Análise mecânica de transportadores de correia: qual a sua importância? – Parte 2
Introdução
Conforme abordado anteriormente na parte 1 deste artigo (Análise mecânica de transportadores de correia: qual a sua importância? – Parte 1), transportadores de correia (TRs) são equipamentos de transporte ininterrupto de materiais, compostos por uma correia contínua que se desloca sobre roletes e tambores, auxiliando na eficiência do transporte. Esses ativos são constituídos por diversos elementos mecânicos, como os sistemas de acionamento e de esticamento.
Além dos pontos abordados na primeira parte do artigo, a análise mecânica de transportadores tem como objetivo avaliar os componentes mecânicos do sistema de acionamento e do sistema de esticamento, bem como os roletes de impacto, carga e retorno. Neste artigo serão apresentadas algumas das verificações realizadas pela Kot para esses itens.
Sistema de acionamento
O sistema de acionamento é composto pelo motor, acoplamento e redutor, podendo também conter volante de inércia, contra recuo e freio. Na maioria dos transportadores, esse sistema tem a função de prover a potência necessária para movimentação da correia. No caso de TRs com perfil regenerativo (descendentes), o acionamento opera como um gerador, controlando a velocidade da correia e transformando a energia mecânica do movimento em energia elétrica.

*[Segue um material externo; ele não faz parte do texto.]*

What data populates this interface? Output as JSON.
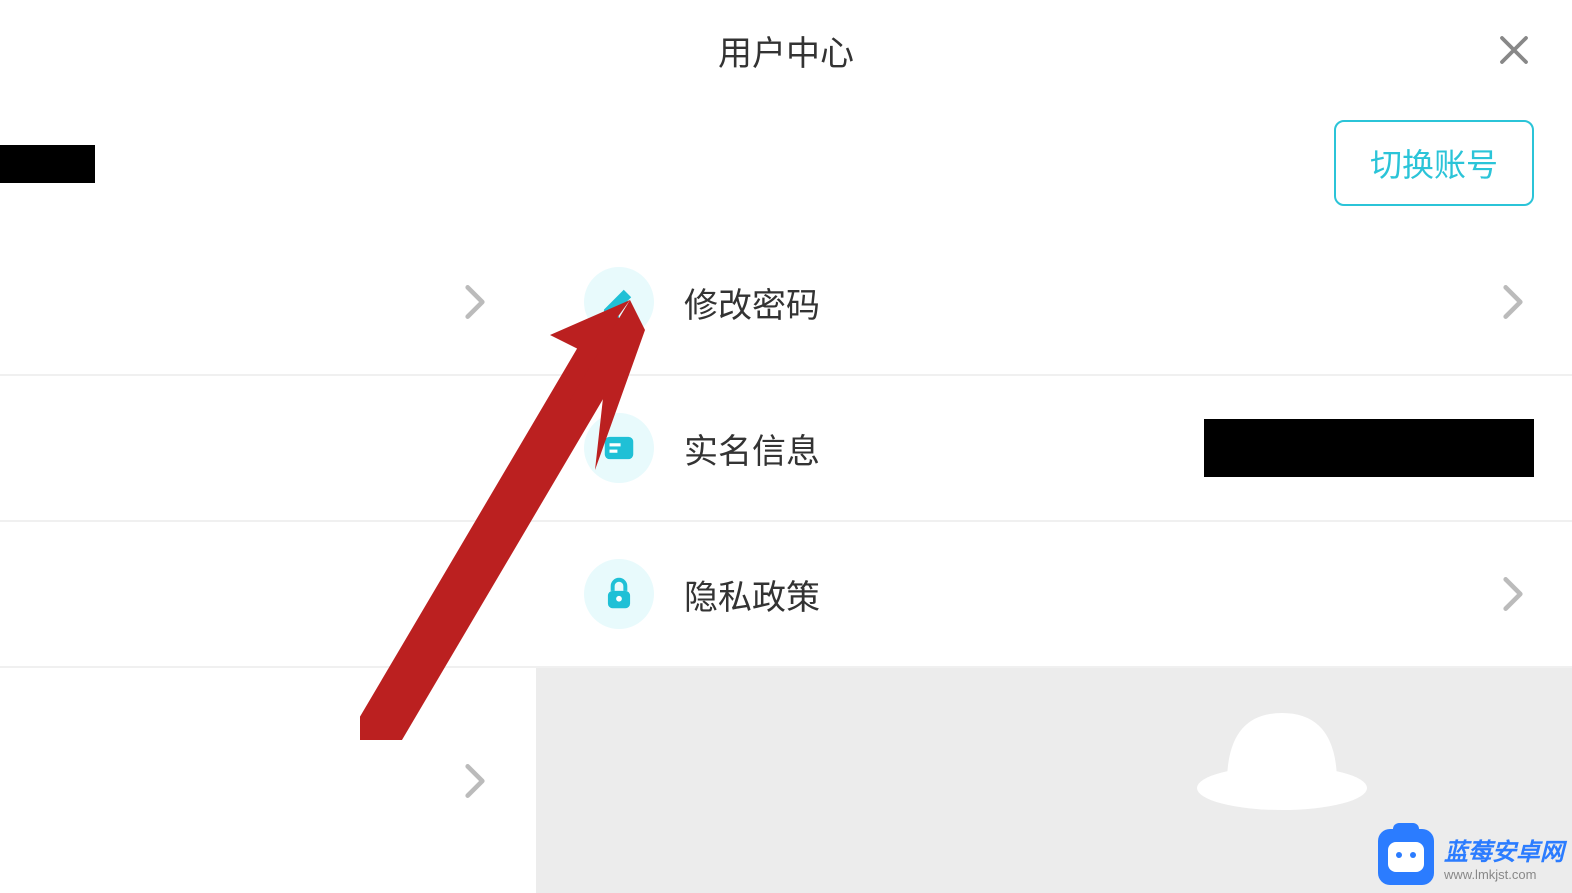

Para ambos os cenários o sistema de acionamento também tem a função de realizar as partidas, as paradas e a retenção da correia por meio dos freios e contra recuos. Na Figura 2 é apresentado um desenho esquemático de um sistema de acionamento convencional, com a identificação dos seus componentes principais.
A potência requerida pelo transportador também é calculada por software especializado, utilizado para análise do modelo mecânico, conforme mencionado no artigo parte 1. Para o dimensionamento e avaliação dos componentes do sistema de acionamento é fundamental conhecer a potência requerida em diferentes condições operacionais que o ativo pode trabalhar, sejam elas comuns, momentâneas ou incomuns.

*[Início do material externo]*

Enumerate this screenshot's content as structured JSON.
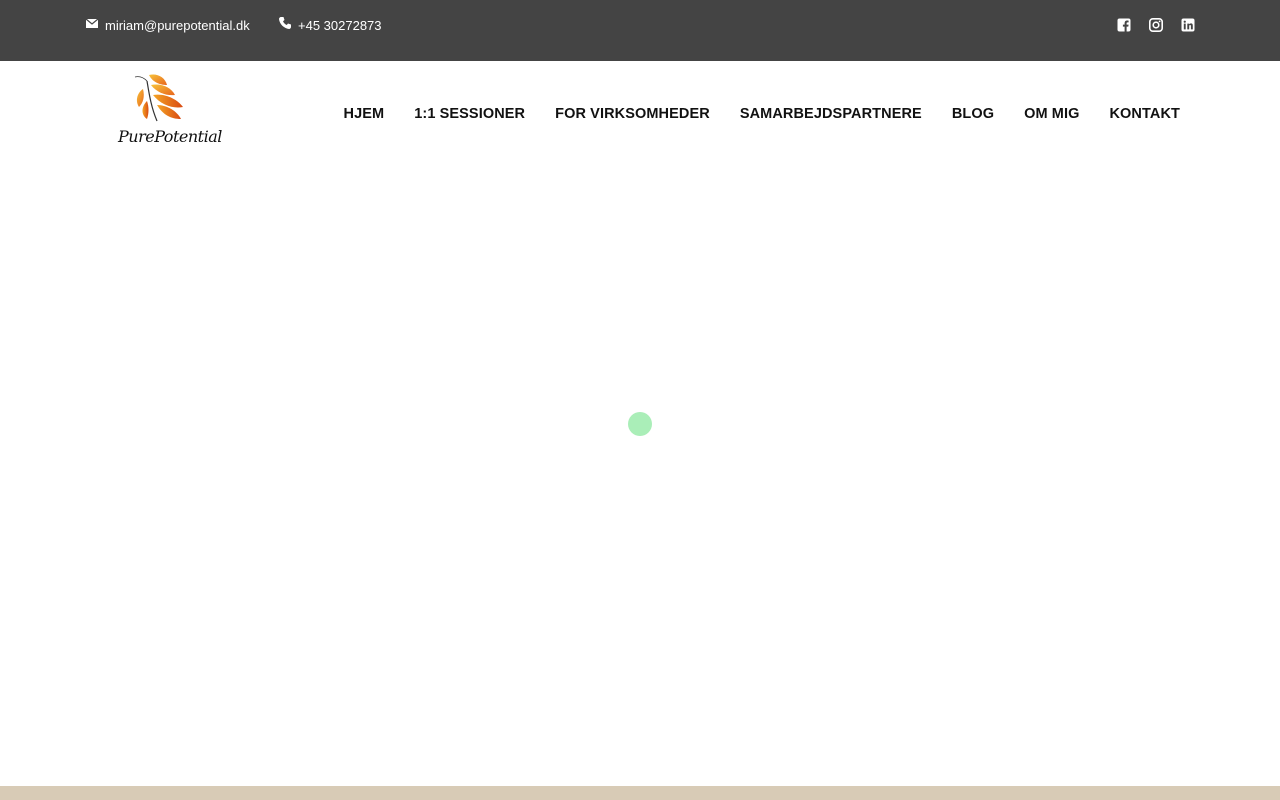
{
  "topbar": {
    "email": "miriam@purepotential.dk",
    "phone": "+45 30272873",
    "email_icon": "envelope-icon",
    "phone_icon": "phone-icon",
    "socials": [
      "facebook-icon",
      "instagram-icon",
      "linkedin-icon"
    ]
  },
  "brand": {
    "logo_text": "PurePotential",
    "logo_icon": "butterfly-icon"
  },
  "nav": {
    "items": [
      {
        "label": "HJEM"
      },
      {
        "label": "1:1 SESSIONER"
      },
      {
        "label": "FOR VIRKSOMHEDER"
      },
      {
        "label": "SAMARBEJDSPARTNERE"
      },
      {
        "label": "BLOG"
      },
      {
        "label": "OM MIG"
      },
      {
        "label": "KONTAKT"
      }
    ]
  },
  "colors": {
    "topbar": "#444444",
    "loader": "#aaeeb8",
    "footer_strip": "#d8cbb6"
  }
}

Com base nas potências requeridas são avaliados os índices de utilização do motor para as diferentes condições operacionais, verificando a possibilidade de sobrecargas, que podem resultar em desarmes indesejados ou reduzir a vida útil dos componentes do sistema de acionamento. O cálculo das sobrecargas, seja na etapa de projeto, seja para o estudo de transportadores existentes, é uma informação importante a ser repassada à equipe responsável pela análise do sistema elétrico.
O Gif 1 apresenta um exemplo de avaliação da potência requerida para a condição de carregamento e descarregamento de material em um transportador de correia de longa distância (TCLD). No estudo em questão foi identificada uma sobrecarga de até 120% por cerca de 100 segundos durante o descarregamento do material. Na situação, essa sobrecarga foi informada aos responsáveis pelo dimensionamento do sistema elétrico para consideração dessa condição.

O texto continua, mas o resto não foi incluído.